What is a Master Cylinder?

The brake master cylinder in your Mustang will be the component that converts force from you the driver into a hydraulic pressure to stop the car. When you apply your foot to the brake pedal, a piston is moved through a bore to disperse fluid throughout the brake system.

Throughout the years of the Ford Mustangs’ history, the technology of these master cylinders has advanced over time. Everything from the material of the main body, internal valving, and fluid capacity have all been upgraded over the year to optimize performance.

What Are The Signs of a Bad Master Cylinder?

Diagnosing a bad master cylinder can be fairly simple. One of the common things to look for is a spongy pedal. If you run across this issue, normally this will mean that an internal seal has failed to cause fluid to bypass the piston within the bore. External leaks are another area where a master cylinder can fail.

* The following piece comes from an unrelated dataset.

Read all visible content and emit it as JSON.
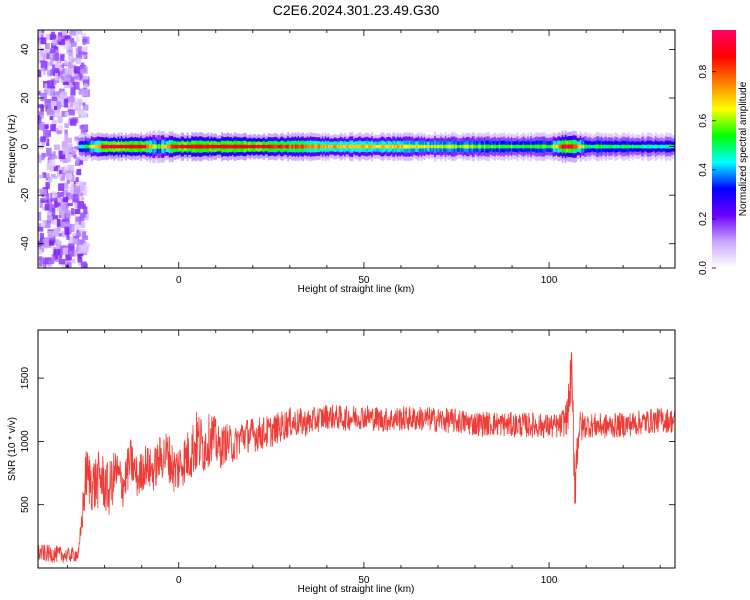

If any fittings, reservoirs, or sensors attached to the master cylinder are failing, it may be time to consider a new replacement part. Overall, the master cylinder is the heart of your braking system. If this has failed or is on its way out, the safety of you and your Mustang is at risk.

How do you Bleed a Master Cylinder?

There are a few different methods of bleeding or removing any excess air from your master cylinder. The most tried and true method will be the bench bleeding procedure. Because these master cylinders are sealed, the air becomes trapped internally causing the braking system to not function as it should.

Anytime you replace a master cylinder on your Mustang, you do want to fully bleed each of your calipers on disc brake applications and wheel cylinders on early model drum brakes. This will ensure any trapped air is completely out of the system.